The CBS play-by-play and color guys have sugar-coated the incident for the national audience. According to CBS, Skinn is just an emotional player who had a mental lapse in a crucial moment. I can forgive CBS for this, because you so want it to be that classic sports story, and to be honest, the guys on CBS probably hadn't seen a lick of Colonial Athletic Association ball this year before the NCAA tournament. But area fans know better than to gobble up the steaming plate that CBS is serving.
On February 15, Skinn and Drexel's Dominick Mejia got involved in a physical chase for a loose ball, resulting in Skinn on the ground and Mejia standing, at which point Skinn decided it appropriate to kick Mejia. Mejia returned the favor and both players were ejected. In fact, Skinn was the subject of a lot of ire among CAA fans even before he threw the low blow.
A quick look at an ESPN.com poll shows that America appears to have forgiven Skinn and is rooting for his Patriots to win the Championship. (The question is who are you ROOTING for to win, and states favoring GMU are red. A poll of who WILL win comes up with completely different results.)
And I have to admit, I'm even caught up in the drama. I rooted for George Mason to beat the over-confident and somewhat-detestable UConn Huskies.
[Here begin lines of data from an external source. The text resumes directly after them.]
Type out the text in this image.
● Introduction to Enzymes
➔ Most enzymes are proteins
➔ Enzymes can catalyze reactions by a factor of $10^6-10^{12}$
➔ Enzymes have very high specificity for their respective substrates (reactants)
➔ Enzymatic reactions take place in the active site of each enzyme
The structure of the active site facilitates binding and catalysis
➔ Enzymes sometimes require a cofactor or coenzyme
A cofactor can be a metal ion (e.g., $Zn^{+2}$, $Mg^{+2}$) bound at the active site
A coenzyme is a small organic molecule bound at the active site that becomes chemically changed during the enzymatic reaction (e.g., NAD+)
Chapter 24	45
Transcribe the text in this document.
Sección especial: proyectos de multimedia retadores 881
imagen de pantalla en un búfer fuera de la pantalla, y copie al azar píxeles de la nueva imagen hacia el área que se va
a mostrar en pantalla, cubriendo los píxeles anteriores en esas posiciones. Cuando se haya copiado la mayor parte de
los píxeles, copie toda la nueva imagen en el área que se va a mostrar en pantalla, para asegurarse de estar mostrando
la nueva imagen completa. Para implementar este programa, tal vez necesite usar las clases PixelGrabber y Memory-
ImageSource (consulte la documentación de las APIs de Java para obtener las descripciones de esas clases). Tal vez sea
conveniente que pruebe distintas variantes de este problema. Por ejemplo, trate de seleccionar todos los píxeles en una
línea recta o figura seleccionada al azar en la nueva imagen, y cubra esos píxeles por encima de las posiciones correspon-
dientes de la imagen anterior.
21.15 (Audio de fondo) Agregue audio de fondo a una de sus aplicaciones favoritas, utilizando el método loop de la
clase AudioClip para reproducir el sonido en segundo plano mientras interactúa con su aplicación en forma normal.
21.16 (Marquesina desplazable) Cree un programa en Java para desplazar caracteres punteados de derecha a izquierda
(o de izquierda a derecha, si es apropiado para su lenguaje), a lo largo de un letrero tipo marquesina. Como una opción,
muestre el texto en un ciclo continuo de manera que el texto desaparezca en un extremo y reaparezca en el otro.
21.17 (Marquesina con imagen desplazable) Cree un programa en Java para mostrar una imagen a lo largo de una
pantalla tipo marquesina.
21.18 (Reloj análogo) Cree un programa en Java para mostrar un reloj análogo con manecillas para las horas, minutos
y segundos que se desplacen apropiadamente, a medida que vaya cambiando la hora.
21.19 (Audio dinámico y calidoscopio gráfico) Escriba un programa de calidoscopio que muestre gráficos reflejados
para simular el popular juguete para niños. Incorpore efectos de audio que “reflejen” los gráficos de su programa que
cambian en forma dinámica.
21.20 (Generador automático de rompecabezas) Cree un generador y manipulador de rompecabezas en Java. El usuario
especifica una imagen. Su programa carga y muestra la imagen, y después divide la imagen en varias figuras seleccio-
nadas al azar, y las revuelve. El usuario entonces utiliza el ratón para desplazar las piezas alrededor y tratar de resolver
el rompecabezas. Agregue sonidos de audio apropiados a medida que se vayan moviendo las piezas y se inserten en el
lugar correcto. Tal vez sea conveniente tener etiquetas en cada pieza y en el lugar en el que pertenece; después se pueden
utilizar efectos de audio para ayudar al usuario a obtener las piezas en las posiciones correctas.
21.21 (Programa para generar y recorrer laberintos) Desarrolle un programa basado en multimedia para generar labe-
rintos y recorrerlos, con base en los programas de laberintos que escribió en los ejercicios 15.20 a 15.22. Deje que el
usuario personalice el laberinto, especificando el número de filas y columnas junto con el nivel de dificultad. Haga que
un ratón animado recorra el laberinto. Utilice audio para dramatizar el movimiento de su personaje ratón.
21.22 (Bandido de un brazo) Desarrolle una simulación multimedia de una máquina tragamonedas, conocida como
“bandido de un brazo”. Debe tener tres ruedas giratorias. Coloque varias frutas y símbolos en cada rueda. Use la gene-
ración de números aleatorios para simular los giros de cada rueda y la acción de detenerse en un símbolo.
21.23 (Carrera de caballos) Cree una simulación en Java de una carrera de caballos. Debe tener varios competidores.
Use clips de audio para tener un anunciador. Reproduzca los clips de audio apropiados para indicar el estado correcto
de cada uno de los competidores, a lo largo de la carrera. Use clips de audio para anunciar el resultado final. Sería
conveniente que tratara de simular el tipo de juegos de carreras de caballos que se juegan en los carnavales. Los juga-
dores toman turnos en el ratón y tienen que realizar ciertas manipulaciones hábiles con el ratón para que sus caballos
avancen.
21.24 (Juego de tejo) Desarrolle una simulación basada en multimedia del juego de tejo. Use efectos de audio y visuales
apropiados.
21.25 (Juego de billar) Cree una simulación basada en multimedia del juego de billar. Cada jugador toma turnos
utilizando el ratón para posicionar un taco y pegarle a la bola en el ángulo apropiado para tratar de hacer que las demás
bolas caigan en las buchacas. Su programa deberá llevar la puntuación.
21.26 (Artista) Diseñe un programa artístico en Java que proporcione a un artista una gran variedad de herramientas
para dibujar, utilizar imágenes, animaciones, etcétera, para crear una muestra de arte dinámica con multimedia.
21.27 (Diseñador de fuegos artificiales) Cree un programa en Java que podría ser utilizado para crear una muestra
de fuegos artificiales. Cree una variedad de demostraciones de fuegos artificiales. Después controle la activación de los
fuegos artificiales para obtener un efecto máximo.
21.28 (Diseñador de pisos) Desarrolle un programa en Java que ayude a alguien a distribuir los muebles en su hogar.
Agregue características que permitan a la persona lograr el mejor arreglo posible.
But for a second it did look like karma would catch up with Skinn.
Just after Connecticut scored with seven seconds remaining to cut the Mason lead to 74-72, Mason inbounded to Skinn, who was fouled by UConn's Rudy Gay and went to the line with six seconds to play and a chance to seal the victory. Skinn missed the open end of a one-and-one, UConn rebounded and drove down the floor to tie the game up and send it to overtime.
Even though I was rooting for Mason, I was somewhat satisfied by the fact that Skinn got what was coming to him, choked in a key situation, and assuredly had lost the game for his team. My faith in karma was restored. There was no way the Patriots were recovering in OT to win.
But no. Mason owned the overtime period, hitting clutch shot after clutch shot, and when an almost identical situation came up where Jai Lewis missed potential game-ending free throws with six seconds left and Mason up two, UConn couldn't capitalize and the buzzer sounded, stamping GMU's ticket to Indy.
Even if Skinn goes 0-for-40 shooting in the Final Four matchup with Florida, misses 10 free throws down the stretch and completely costs Mason the game, that doesn't matter; they made the Final Four. People don't remember who made the Elite Eight, but they do remember who made the Final Four. They may have to think about it for a while, but they remember.
Why am I surprised, though? Sports are full of cheaters, dirty players and all around jerks winning championships and holding records. If karma really played a factor, Joey Porter wouldn't have won the Super Bowl this year, Barry Bonds wouldn't hold the single-season homerun record or be close to breaking the career mark, and the Yankees would have exactly 26 fewer World Series titles to their name.